桜の咲く頃に
 やっぱり……。
 ハヤトの脳裏に、忘れようとしても忘れることができないシーンが、まざまざとフラッシュバックし始めた。

 誰もいない駅の公衆トイレで用を足し、個室から出てくると、女子高生の腕をつかんで入ってきたおやじと出くわした。
 口元に薄気味悪い笑みを浮かべてやがった。
 このくそおやじ今からこんなかわいい子をやろうとしてやがるのか!
 すれ違うときに肩がぶつかった。
 てめえ、ぼこぼこにしてやろうか!
 振り向いて拳を振り上げた瞬間、背後からコツンコツンとハイヒールの靴音が聞こえてきた。
 まさか、入り口を間違えて女が男子トイレに入ってきやがったのか!
 振り返って確かめる必要もなかった。
 目の前で女がおやじに速攻を掛けていた。
 女の顔に目の焦点が合ったとき、深夜のコンビニ前でのシーンが脳裏を掠めた。
 あれは確か2週間程前のことだった。
 人の形をした黒い影の群れを女の背後に見たときの、背筋が凍りつくような恐怖が、全身を駆け抜けていった。
 はっと我に返ったとき、足元におやじの体が転がっていた。
 立ち去っていく女と目が合った瞬間、俺らは波長が合って共鳴した。
 ぎらぎらと光る女の目は憎しみに満ち溢れていた。
 女が出ていくと、俺は焦った。
 何もやってねえのに、俺がやったと思われちゃたまったもんじゃねえ。
 逃げ出すとき、公衆トイレ特有のアンモニア臭に混じって、くらくらするほど濃厚な薔薇の香りがしていた。

 メリーラムの脳裏にも同じ公衆トイレの場面が映し出されていた。
 この男を生かしておきたい。この男と一緒なら、いい仕事ができる。
 本気でそう思った。
 でも、もし今夜逝こうと決断したら、どうしよう? 止めることもできない。
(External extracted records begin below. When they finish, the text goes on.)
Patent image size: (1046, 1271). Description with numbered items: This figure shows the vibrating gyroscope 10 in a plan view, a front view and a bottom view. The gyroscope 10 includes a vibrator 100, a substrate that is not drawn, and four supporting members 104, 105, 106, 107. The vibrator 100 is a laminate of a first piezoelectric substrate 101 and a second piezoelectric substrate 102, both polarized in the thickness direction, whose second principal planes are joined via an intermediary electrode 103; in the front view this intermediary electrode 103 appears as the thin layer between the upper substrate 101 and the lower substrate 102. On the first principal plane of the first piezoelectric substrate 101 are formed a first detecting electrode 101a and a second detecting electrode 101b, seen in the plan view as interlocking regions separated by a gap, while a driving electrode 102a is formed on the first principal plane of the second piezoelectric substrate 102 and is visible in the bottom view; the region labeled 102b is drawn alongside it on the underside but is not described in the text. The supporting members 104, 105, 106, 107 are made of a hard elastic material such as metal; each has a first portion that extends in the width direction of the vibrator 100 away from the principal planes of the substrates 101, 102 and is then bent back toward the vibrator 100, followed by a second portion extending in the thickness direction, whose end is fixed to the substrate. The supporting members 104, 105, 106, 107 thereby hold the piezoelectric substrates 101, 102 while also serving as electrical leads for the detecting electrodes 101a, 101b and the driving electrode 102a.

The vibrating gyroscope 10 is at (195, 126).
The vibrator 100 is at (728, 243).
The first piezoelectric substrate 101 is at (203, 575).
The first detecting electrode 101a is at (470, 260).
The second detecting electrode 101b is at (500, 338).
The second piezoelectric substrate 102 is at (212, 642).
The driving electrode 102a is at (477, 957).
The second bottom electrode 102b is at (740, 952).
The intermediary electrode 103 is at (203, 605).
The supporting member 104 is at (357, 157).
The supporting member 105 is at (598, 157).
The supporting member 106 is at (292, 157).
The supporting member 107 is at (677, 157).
そんなことをしたら、このオフ会の趣旨に反してしまう。
 いつものようにトリを取るのは、チェリーフラワー。ピンクを基調とした、シンプルでおしゃれなチェック柄のトレンチコートをまとっている。三日月モチーフのネックレスが胸元にキラリと光る。
「お別れの時が来ました。それじゃ、みなさん杯を持ってください」
 各々の杯にペットボトルの水が注がれると、メリーラムの音頭で全員同時に静かに飲み干す。
「じゃあ、今夜逝く人は一歩前へどうぞ」
 メリーラムの一言で、時が止まったかのように空間が張りつめる。
 タツヒロとハヤトが無言で一歩一歩、ゆっくりと足を進める。
 やめて、ハヤト! まだ死ぬのは早すぎる。あたしと組んだら、あなたの命無駄にならないから、思い直して!
 メリーラムは心の中でひたすら祈った。